Hurley: Won’t technology allow advisors to $2 million clients to cost-effectively expand their services and in turn reduce the pressures on their fees?

Stein: I think that’s right, and many of those advisors will be using Betterment Institutional. I don’t think those guys are going away, but I do think that we will be the next great financial services company.

Hurley: And how do you define “great”?

Stein: Advice and a better quality of life for millions of people. We will be their central financial relationship.

Hurley: This suggests that you’re going to expand your services.

Stein: Yes. Advice is at the core, but we’ll be bringing back the feeling of defined-benefit pensions in a defined-contribution world. We will be the place where you send your paycheck. We’ll make sure that you do all the right things with it, and you won’t have to worry about money.

Hurley: So retail banks are another one of your targets?

Stein: Retail banking faces a threat on the lending side from a lot of new platforms, and on the deposit side is where we come in. Banks have had a nice protected oligopoly. But should anyone have a large balance in a checking account?

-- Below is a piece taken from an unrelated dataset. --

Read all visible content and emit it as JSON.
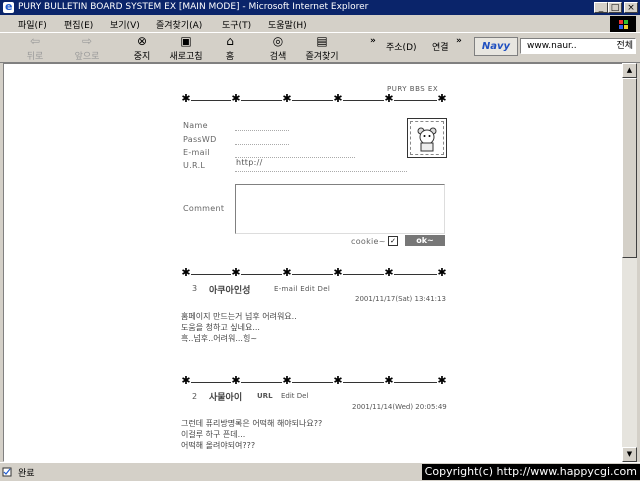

Hurley: Despite your success, Betterment is still a tiny company. What will be big in 10 years for a robo-advisor and for a traditional advisor?

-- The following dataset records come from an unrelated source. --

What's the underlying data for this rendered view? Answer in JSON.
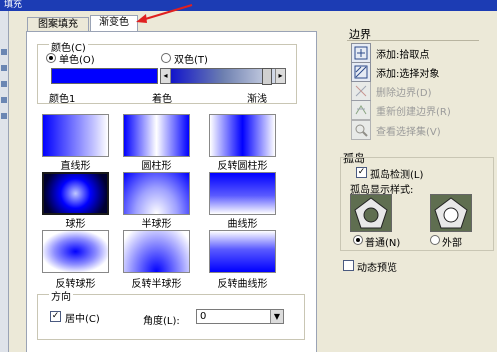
{
  "window": {
    "title": "填充"
  },
  "tabs": [
    {
      "label": "图案填充"
    },
    {
      "label": "渐变色"
    }
  ],
  "color": {
    "group_label": "颜色(C)",
    "single_color_label": "单色(O)",
    "two_color_label": "双色(T)",
    "selected": "单色(O)",
    "color1_label": "颜色1",
    "tint_label": "着色",
    "shade_label": "渐浅",
    "color1_hex": "#0000ff"
  },
  "gradients": [
    {
      "name": "直线形",
      "icon": "linear-gradient-swatch"
    },
    {
      "name": "圆柱形",
      "icon": "cylinder-gradient-swatch"
    },
    {
      "name": "反转圆柱形",
      "icon": "inverted-cylinder-gradient-swatch"
    },
    {
      "name": "球形",
      "icon": "spherical-gradient-swatch"
    },
    {
      "name": "半球形",
      "icon": "hemispherical-gradient-swatch"
    },
    {
      "name": "曲线形",
      "icon": "curved-gradient-swatch"
    },
    {
      "name": "反转球形",
      "icon": "inverted-spherical-gradient-swatch"
    },
    {
      "name": "反转半球形",
      "icon": "inverted-hemispherical-gradient-swatch"
    },
    {
      "name": "反转曲线形",
      "icon": "inverted-curved-gradient-swatch"
    }
  ],
  "orientation": {
    "group_label": "方向",
    "centered_label": "居中(C)",
    "centered_checked": true,
    "angle_label": "角度(L):",
    "angle_value": "0"
  },
  "boundaries": {
    "group_label": "边界",
    "add_pick_points": "添加:拾取点",
    "add_select_objects": "添加:选择对象",
    "remove_boundaries": "删除边界(D)",
    "recreate_boundary": "重新创建边界(R)",
    "view_selections": "查看选择集(V)"
  },
  "islands": {
    "group_label": "孤岛",
    "detection_label": "孤岛检测(L)",
    "detection_checked": true,
    "style_label": "孤岛显示样式:",
    "normal_label": "普通(N)",
    "outer_label": "外部",
    "selected": "普通(N)"
  },
  "preview": {
    "label": "动态预览",
    "checked": false
  },
  "colors": {
    "accent": "#0000ff",
    "titlebar": "#1c3cb4",
    "arrow": "#e02020"
  }
}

Stein: Betterment will have at least three major business lines: direct-to-consumer; advisor-driven through Betterment Institutional; and our 401(k) offering, Betterment for Business. I believe each of those would be trillion-dollar-asset businesses.

Hurley: Next level down, what will the industry landscape look like in your view?

Stein: [With regard to traditional advisors], it’s hard to see the future. I think that platforms [like Betterment, Schwab and Fidelity] will continue to be technology hubs that’ll have advisors who are affiliating with them, and you’ll probably see some others with a more open architecture approach. We hope both to have advisors affiliated with us and directly [advise] clients on the platform.

Hurley: Traditional wealth managers will use you as a vendor, instead of compete with you?

Stein: In the same way that they use an iPhone, or they use Excel, or they use whatever they’re using today. Many of them are already using us today.

Hurley: How will they pay for the technology?

Stein: Either licensing fees as they do for many of their technologies today, or they’ll pay a percentage of assets under management.

Hurley: Given the scope of the technology that you are describing, $100 million of capital sounds like only a drop in the bucket. How much capital is it going to take for any robo-advisor to succeed?

Stein: How much capital did it take Schwab to get off the ground?

Hurley: Schwab’s success was helped by a fortuitous confluence of events.

Stein: Everyone has to get lucky at some point. And we’ve been very lucky.

Hurley: Aren’t the circumstances a little bit different today?

Stein: Maybe it’s that time when a once-in-a-generation opportunity happens. Remember, [Schwab’s success came] many years after the securities laws of the 1930s and 1940s were passed, and a lot of things were changing at that time. And a lot of things are changing today.

Hurley: Many technology companies ultimately generate a sufficient return on capital for their investors by going public. If Betterment ever becomes a public company, do you ever envision it being in the business of acquiring traditional advisors and becoming a more fully integrated firm?

Stein: We are very good at building and deploying the best in market technology. We’re not good, and we have no competitive advantage, at hiring, retaining, training advisors. I think advisors are going to keep doing what they do well, and we’ll keep doing what we
do well.

Hurley: Final question. If you had a family member who was a traditional advisor, what should they start doing now to be ready for 10 years from now?

Stein: They should sign up for Betterment.

Hurley: Thank you very much.

Stein: Thank you.


Effie Guo contributed to this article.